Last May the Court of Appeal ruled in her favour, sparking concern among some commanders. Major-General Patrick Cordingley, who commanded 7th Armoured Brigade in the Gulf War and retired from the Army in 2000, said: “Life is hugely complex in battle situations and commanders cannot be expected to have to worry about every aspect of the Human Rights Act once they’re engaged in operations.”

The ruling also requires coroners to conduct more probing inquests into the deaths of troops in Iraq and Afghanistan, a move that could result in further revelations of military equipment and training failures. Today’s hearing in London will be the final leg of Mrs Smith’s legal struggle. ...

The Ministry of Defence is worried that guaranteeing soldiers the rights and freedoms enshrined in the Human Rights Act when in an inherently dangerous situation would put an unreasonable burden on the Government and would affect the ability of commanders to make decisions that expose their troops to risk.

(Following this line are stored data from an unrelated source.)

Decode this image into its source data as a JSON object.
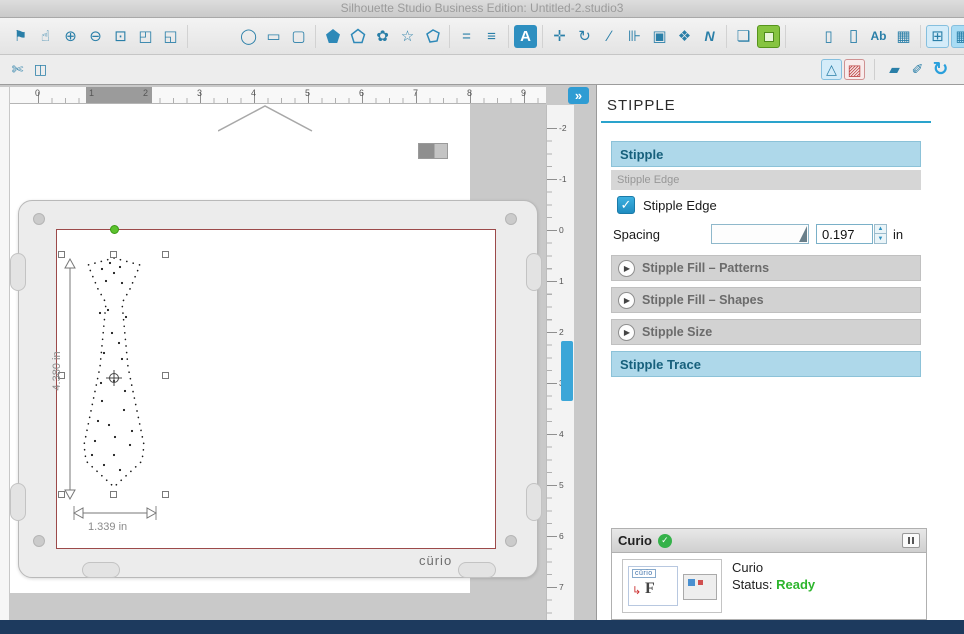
{
  "titlebar": {
    "title": "Silhouette Studio Business Edition: Untitled-2.studio3"
  },
  "toolbar_main": {
    "groups": [
      {
        "icons": [
          {
            "name": "flag-select-tool-icon"
          },
          {
            "name": "pan-hand-tool-icon"
          },
          {
            "name": "zoom-in-tool-icon"
          },
          {
            "name": "zoom-out-tool-icon"
          },
          {
            "name": "zoom-selection-tool-icon"
          },
          {
            "name": "drag-zoom-tool-icon"
          },
          {
            "name": "fit-to-page-tool-icon"
          }
        ]
      },
      {
        "cls": "gap-a",
        "icons": [
          {
            "name": "ellipse-tool-icon"
          },
          {
            "name": "rectangle-tool-icon"
          },
          {
            "name": "rounded-rectangle-tool-icon"
          }
        ]
      },
      {
        "icons": [
          {
            "name": "regular-polygon-tool-icon"
          },
          {
            "name": "shape-tool-icon"
          },
          {
            "name": "flower-tool-icon"
          },
          {
            "name": "star-tool-icon"
          },
          {
            "name": "freeform-polygon-tool-icon"
          }
        ]
      },
      {
        "icons": [
          {
            "name": "line-tool-icon"
          },
          {
            "name": "polyline-tool-icon"
          }
        ]
      },
      {
        "icons": [
          {
            "name": "text-tool-icon",
            "style": "solid-blue"
          }
        ]
      },
      {
        "icons": [
          {
            "name": "move-tool-icon"
          },
          {
            "name": "rotate-tool-icon"
          },
          {
            "name": "shear-tool-icon"
          },
          {
            "name": "align-tool-icon"
          },
          {
            "name": "replicate-tool-icon"
          },
          {
            "name": "modify-tool-icon"
          },
          {
            "name": "nesting-tool-icon",
            "style": "nest"
          }
        ]
      },
      {
        "icons": [
          {
            "name": "note-tool-icon"
          },
          {
            "name": "fill-color-tool-icon",
            "style": "green-swatch"
          }
        ]
      },
      {
        "cls": "gap-b",
        "icons": [
          {
            "name": "phone-connect-icon"
          },
          {
            "name": "tablet-connect-icon",
            "style": "tall"
          },
          {
            "name": "text-style-icon",
            "style": "small-label"
          },
          {
            "name": "grid-table-icon"
          }
        ]
      },
      {
        "cls": "push-right",
        "icons": [
          {
            "name": "page-setup-icon",
            "style": "active"
          },
          {
            "name": "grid-settings-icon",
            "style": "active selected"
          }
        ]
      },
      {
        "icons": [
          {
            "name": "preferences-gear-icon",
            "style": "gear-blue"
          }
        ]
      }
    ]
  },
  "toolbar_secondary": {
    "left_groups": [
      {
        "icons": [
          {
            "name": "blade-settings-icon"
          },
          {
            "name": "emboss-tool-icon"
          }
        ]
      }
    ],
    "right_groups": [
      {
        "icons": [
          {
            "name": "stipple-panel-icon",
            "style": "active"
          },
          {
            "name": "pattern-fill-icon",
            "style": "red-pattern"
          }
        ]
      },
      {
        "icons": [
          {
            "name": "eraser-tool-icon"
          },
          {
            "name": "knife-tool-icon"
          },
          {
            "name": "sync-icon",
            "style": "sync-blue"
          }
        ]
      }
    ]
  },
  "rulers": {
    "horizontal": [
      "0",
      "1",
      "2",
      "3",
      "4",
      "5",
      "6",
      "7",
      "8",
      "9"
    ],
    "vertical": [
      "-2",
      "-1",
      "0",
      "1",
      "2",
      "3",
      "4",
      "5",
      "6",
      "7"
    ]
  },
  "canvas": {
    "mat_logo": "cürio",
    "selection": {
      "height_label": "4.380 in",
      "width_label": "1.339 in"
    }
  },
  "panel": {
    "title": "STIPPLE",
    "stipple_header": "Stipple",
    "stipple_edge_subheader": "Stipple Edge",
    "stipple_edge_label": "Stipple Edge",
    "stipple_edge_checked": true,
    "spacing_label": "Spacing",
    "spacing_value": "0.197",
    "spacing_unit": "in",
    "collapsed_sections": [
      "Stipple Fill – Patterns",
      "Stipple Fill – Shapes",
      "Stipple Size"
    ],
    "stipple_trace_header": "Stipple Trace",
    "curio": {
      "title": "Curio",
      "device_name": "Curio",
      "status_label": "Status:",
      "status_value": "Ready",
      "thumb_logo": "cürio",
      "thumb_letter": "F"
    }
  },
  "colors": {
    "accent": "#2e9fd4",
    "ready_green": "#2db52d",
    "panel_header_bg": "#aed8ea",
    "footer_navy": "#1d3a5e"
  }
}
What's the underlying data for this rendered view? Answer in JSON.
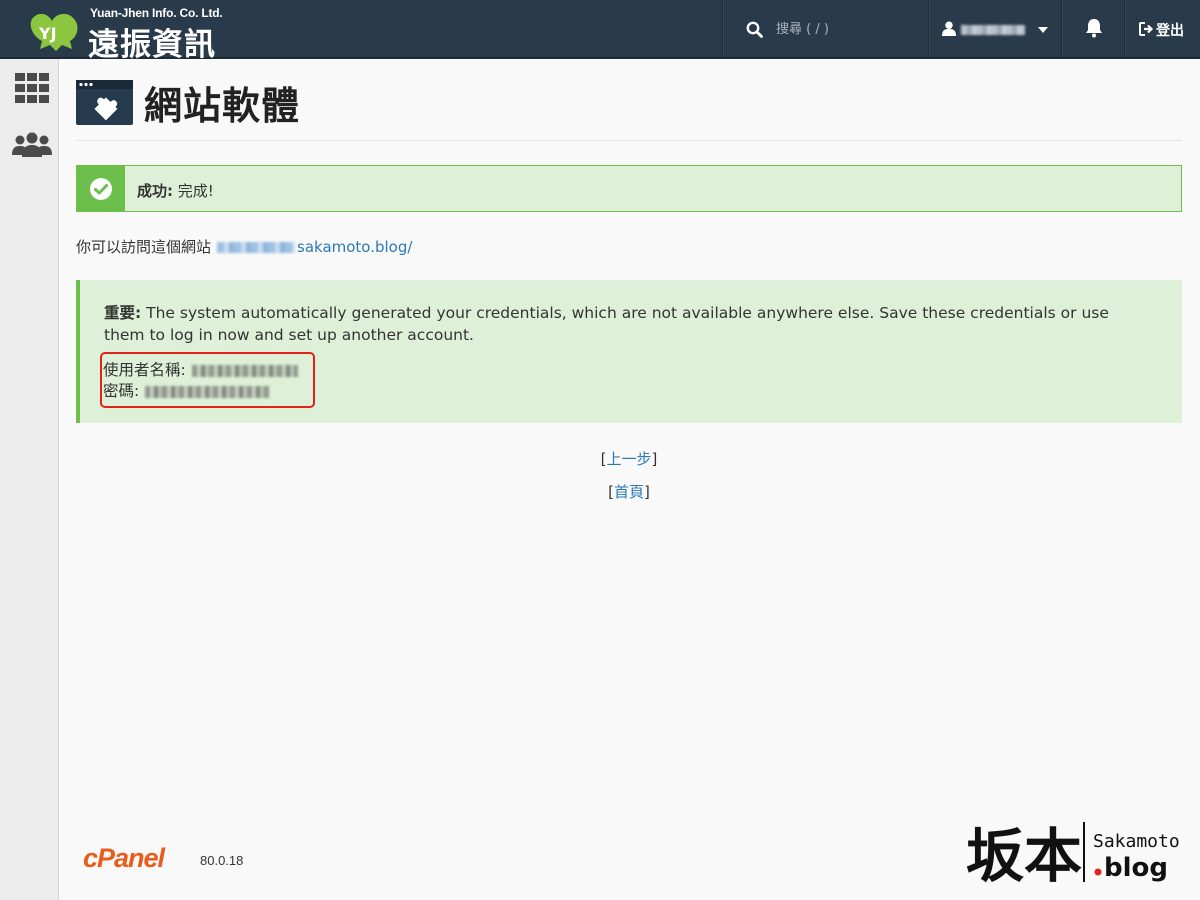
{
  "header": {
    "logo_en": "Yuan-Jhen Info. Co. Ltd.",
    "logo_zh": "遠振資訊",
    "search_placeholder": "搜尋 ( / )",
    "logout_label": "登出"
  },
  "main": {
    "title": "網站軟體",
    "success_label": "成功:",
    "success_message": "完成!",
    "visit_prefix": "你可以訪問這個網站",
    "visit_domain": "sakamoto.blog/",
    "important_label": "重要:",
    "important_message": "The system automatically generated your credentials, which are not available anywhere else. Save these credentials or use them to log in now and set up another account.",
    "username_label": "使用者名稱:",
    "password_label": "密碼:",
    "back_link": "上一步",
    "home_link": "首頁"
  },
  "footer": {
    "cpanel": "cPanel",
    "version": "80.0.18"
  },
  "watermark": {
    "zh": "坂本",
    "en": "Sakamoto",
    "blog": ".blog"
  },
  "colors": {
    "topbar": "#293a4a",
    "success_green": "#6cbf4a",
    "alert_bg": "#dff0d8",
    "link_blue": "#2a7ab8",
    "highlight_red": "#e2231a",
    "cpanel_orange": "#e95d1b"
  }
}
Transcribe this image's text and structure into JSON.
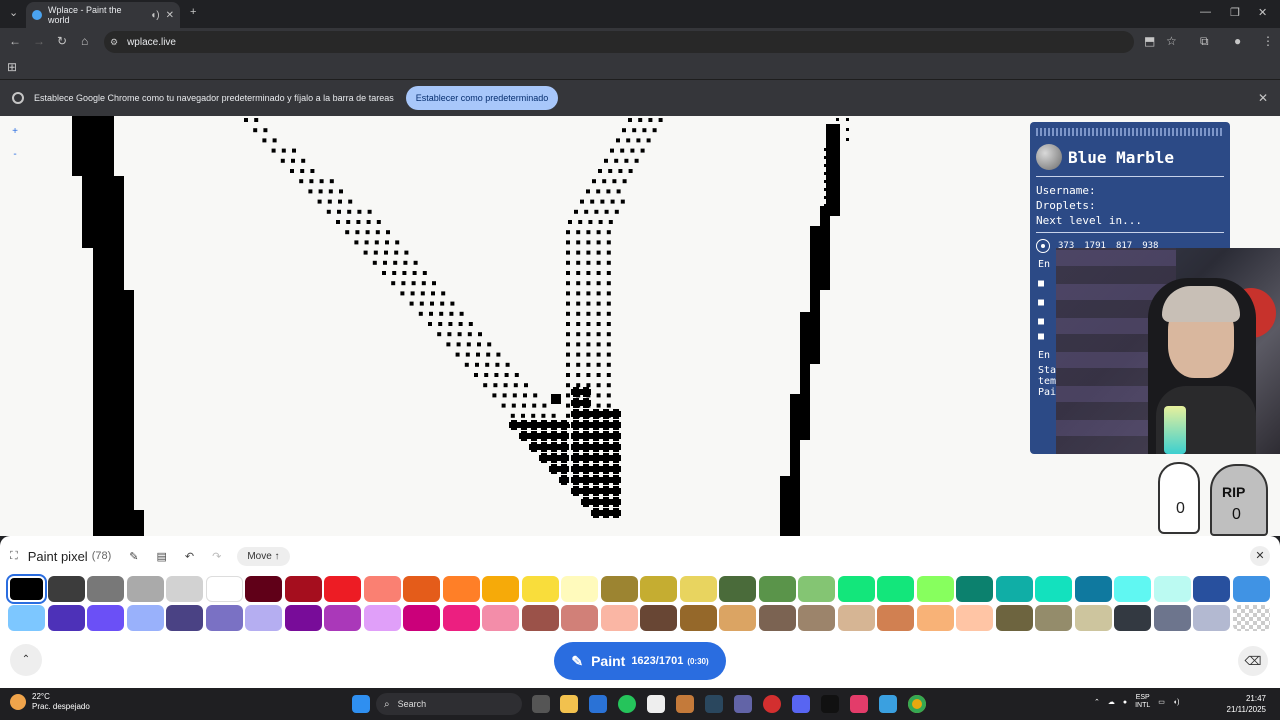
{
  "browser": {
    "tab_title": "Wplace - Paint the world",
    "url": "wplace.live",
    "infobar_text": "Establece Google Chrome como tu navegador predeterminado y fíjalo a la barra de tareas",
    "infobar_button": "Establecer como predeterminado"
  },
  "canvas": {
    "zoom_in": "+",
    "zoom_out": "-"
  },
  "blue_marble": {
    "title": "Blue Marble",
    "username_label": "Username:",
    "droplets_label": "Droplets:",
    "next_level_label": "Next level in...",
    "coords": [
      "373",
      "1791",
      "817",
      "938"
    ],
    "partial_lines": [
      "En",
      "En",
      "Sta",
      "tem",
      "Pai"
    ]
  },
  "decorations": {
    "ghost_count": "0",
    "rip_label": "RIP",
    "rip_count": "0"
  },
  "paint_panel": {
    "title": "Paint pixel",
    "count": "(78)",
    "move_label": "Move ↑",
    "paint_label": "Paint",
    "paint_count": "1623/1701",
    "paint_timer": "(0:30)",
    "colors": [
      "#000000",
      "#3c3c3c",
      "#787878",
      "#aaaaaa",
      "#d2d2d2",
      "#ffffff",
      "#600018",
      "#a50e1e",
      "#ed1c24",
      "#fa8072",
      "#e45c1a",
      "#ff7f27",
      "#f6aa09",
      "#f9dd3b",
      "#fffabc",
      "#9c8431",
      "#c5ad31",
      "#e8d45f",
      "#4a6b3a",
      "#5a944a",
      "#84c573",
      "#13e67b",
      "#13e67b",
      "#87ff5e",
      "#0c816e",
      "#10aea6",
      "#13e1be",
      "#0f799f",
      "#60f7f2",
      "#bbfaf2",
      "#28509e",
      "#4093e4",
      "#7dc7ff",
      "#4d31b8",
      "#6b50f6",
      "#99b1fb",
      "#4a4284",
      "#7a71c4",
      "#b5aef1",
      "#780c99",
      "#aa38b9",
      "#e09ff9",
      "#cb007a",
      "#ec1f80",
      "#f38da9",
      "#9b5249",
      "#d18078",
      "#fab6a4",
      "#684634",
      "#95682a",
      "#dba463",
      "#7b6352",
      "#9c846b",
      "#d6b594",
      "#d18051",
      "#f8b277",
      "#ffc5a5",
      "#6d643f",
      "#948c6b",
      "#cdc59e",
      "#333941",
      "#6d758d",
      "#b3b9d1",
      "transparent"
    ],
    "selected_color": "#000000"
  },
  "taskbar": {
    "temp": "22°C",
    "weather": "Prac. despejado",
    "search": "Search",
    "lang_top": "ESP",
    "lang_bottom": "INTL",
    "time": "21:47",
    "date": "21/11/2025"
  }
}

“British commanders engaged in battle with the Taleban in Afghanistan need to know that the decisions they take in hostile environments will not be challenged at a later date in the courts,” a spokesman for the MoD said.

Extracts of the MoD’s legal argument, which has been seen by The Times, also say: “Given that soldiers (who are not conscripts) have voluntarily assumed the risk of danger and death that is an intrinsic element of their chosen occupation there would appear to be less ground for imposing a special duty on the State to protect them from risk of death than in respect of other groups of individuals.”

Mrs Smith’s lawyer, Jocelyn Cockburn, a partner at Hodge Jones & Allen, said: “I don’t think a court would second guess in almost any circumstance what a commander decides to do in the heat of battle. The issues that could be affected are military planning and the putting in place of, and adhering to, systems to protect soldiers.”

The MoD would have a greater requirement to ensure troops are properly trained and equipped before deployment, she said.